Fonchito soltó la carcajada.

—¡Qué imaginación, madrastra! —exclamó—. Por eso me gusta hablar contigo; se te ocurren cosas, igual que a mí. De todo sacas una historia. Nos parecemos ¿no es cierto? Contigo, yo no me aburro nunca.

—Y yo tampoco contigo —le mandó ella un beso volado—. Ya te di mi opinión, ahora dame la tuya. ¿Por qué te interesa tanto?
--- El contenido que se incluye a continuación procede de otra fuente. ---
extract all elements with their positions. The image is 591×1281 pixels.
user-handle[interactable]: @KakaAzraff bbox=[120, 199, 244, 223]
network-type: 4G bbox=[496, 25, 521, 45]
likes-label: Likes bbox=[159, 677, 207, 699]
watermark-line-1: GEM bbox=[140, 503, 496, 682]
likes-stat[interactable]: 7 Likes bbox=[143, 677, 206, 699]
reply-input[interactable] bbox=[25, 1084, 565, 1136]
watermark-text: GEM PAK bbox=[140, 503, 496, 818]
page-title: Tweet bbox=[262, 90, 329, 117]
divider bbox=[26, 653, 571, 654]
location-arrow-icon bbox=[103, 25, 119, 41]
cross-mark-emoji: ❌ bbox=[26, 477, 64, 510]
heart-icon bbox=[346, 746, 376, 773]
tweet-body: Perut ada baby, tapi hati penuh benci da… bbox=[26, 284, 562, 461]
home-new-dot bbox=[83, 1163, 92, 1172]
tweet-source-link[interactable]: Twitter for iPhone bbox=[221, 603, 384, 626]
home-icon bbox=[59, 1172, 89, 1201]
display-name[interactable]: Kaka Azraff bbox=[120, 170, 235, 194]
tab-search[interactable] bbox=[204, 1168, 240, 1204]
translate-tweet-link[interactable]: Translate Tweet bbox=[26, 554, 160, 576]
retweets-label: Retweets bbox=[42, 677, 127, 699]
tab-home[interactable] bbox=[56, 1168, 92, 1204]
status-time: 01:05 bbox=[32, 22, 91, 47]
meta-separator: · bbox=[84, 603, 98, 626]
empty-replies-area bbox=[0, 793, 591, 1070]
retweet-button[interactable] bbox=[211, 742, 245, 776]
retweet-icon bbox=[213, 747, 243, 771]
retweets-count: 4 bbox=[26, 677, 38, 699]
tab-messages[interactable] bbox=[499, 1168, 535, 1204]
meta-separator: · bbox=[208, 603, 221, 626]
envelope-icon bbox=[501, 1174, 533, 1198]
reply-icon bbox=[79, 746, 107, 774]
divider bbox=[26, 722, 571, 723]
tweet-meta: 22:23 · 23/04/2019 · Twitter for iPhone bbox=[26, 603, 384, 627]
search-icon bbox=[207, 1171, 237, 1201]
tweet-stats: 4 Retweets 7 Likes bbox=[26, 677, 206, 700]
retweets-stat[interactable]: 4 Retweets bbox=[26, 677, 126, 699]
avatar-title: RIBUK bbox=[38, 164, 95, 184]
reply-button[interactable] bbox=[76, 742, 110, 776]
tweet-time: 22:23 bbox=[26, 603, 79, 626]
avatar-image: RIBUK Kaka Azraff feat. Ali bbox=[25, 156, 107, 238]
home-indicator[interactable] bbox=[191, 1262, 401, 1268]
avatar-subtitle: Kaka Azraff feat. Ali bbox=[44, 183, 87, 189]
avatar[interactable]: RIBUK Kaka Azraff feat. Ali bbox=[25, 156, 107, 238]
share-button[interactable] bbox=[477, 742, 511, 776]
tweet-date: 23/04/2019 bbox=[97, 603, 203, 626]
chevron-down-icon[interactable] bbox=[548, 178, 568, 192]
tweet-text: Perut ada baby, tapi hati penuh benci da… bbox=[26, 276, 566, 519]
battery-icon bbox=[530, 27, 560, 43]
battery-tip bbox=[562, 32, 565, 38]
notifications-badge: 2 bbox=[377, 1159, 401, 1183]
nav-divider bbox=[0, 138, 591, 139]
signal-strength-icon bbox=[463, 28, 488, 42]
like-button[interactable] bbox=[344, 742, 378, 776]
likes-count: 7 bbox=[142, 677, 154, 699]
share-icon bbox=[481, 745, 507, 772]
—Me sueño con ese espejo —confesó Fonchito. Y, con una sonrisita mefistofélica, agregó—: A Egon le importaba muchísimo. ¿Cómo crees que pintó su centenar de autorretratos? Gracias a ese espejo. Le sirvió también para pintar a sus modelos, reflejadas en él. No era un capricho. Era que, era que…

Hizo una mueca, buscando, pero doña Lucrecia adivinó que no eran palabras lo que le faltaba, sino precisar una idea todavía inconcreta, gestándose aún en esa cabecita precoz. La pasión del niño por ese pintor, ahora estaba segura, era patológica. Pero, tal vez, por eso mismo, podía determinar también para Fonchito un futuro excepcional, de creador excéntrico, de artista extravagante. Si iba a la cita y se reunía con Rigoberto, se lo comentaría. «¿Te gusta la idea de tener un hijo genial y neurótico?» Y le preguntaría si no había un riesgo para la salud psíquica del niño en que se identificara de esa manera con un pintor de inclinaciones tan retorcidas como Egon Schiele. Pero, entonces, Rigoberto le respondería: «¿Cómo? ¿Has estado viendo a Fonchito? ¿Mientras estábamos separados? ¿Mientras yo te escribía cartas de amor, olvidando lo ocurrido, perdonando lo ocurrido, tú lo recibías a escondidas? ¿Al niñito que corrompiste, metiéndolo a tu cama?». «Dios mío, Dios mío, me he vuelto una idiota perdida», pensó doña Lucrecia. Si iba a esa cita, lo único que no podía hacer era mencionar una sola vez el nombre de Alfonso.